Bright Young Things wanted for Big Project.' They're in the prime of their lives but our bright young things are all burnt out. Six sparky twenty-somethings just out of university and working dead-end jobs, they are all bored to tears with their lives and looking for a way out. When a mysterious job is advertised in the newspaper, they all apply. What they least expect is to find themselves prisoners on a deserted island. There's food in the fridge and they have a bedroom each, but there's no telephone, no television, and no way to escape.


[The room contains a desk, a woman and two large stacks of paper]


(Canongate Books, 14 May 2014 (first published 2001, borrowed from my library)



I thought Bright Young Things was going to be intense, something dark and unsettling like the first Saw movie or similar movies where a group of strangers are kidnapped, wake up together somewhere dark and disturbing and crazy stuff happens.

This is not what I got at all.

Bright Young Things is rather a limp noodle.

I loved the set-up with the characters waking up in an island with no clue why they're there and what they're expected to do.

The trouble is nothing happens. I mean it. There's plenty of food so they take turns making meals. They're cigarettes from people who smoke and alcohol for anyone who wants to get wasted and they each have their own bedrooms.

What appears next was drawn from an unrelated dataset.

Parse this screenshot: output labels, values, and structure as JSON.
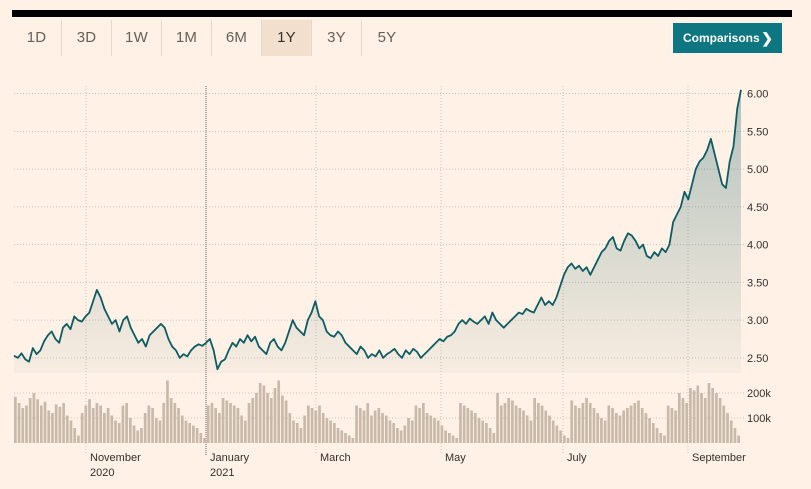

Doesn't that sound terrifying? Actually, no, not at all, the opposite in fact. There's no menace or threat even when something morbid is found in the attic a couple of hundred pages in. They just cook, sit around and chat about their favourite TV shows and videogames and music and stuff.

Bright Young Things is incredibly dull, just several hundred pages with six twenty-somethings on an island, eating and having a chat.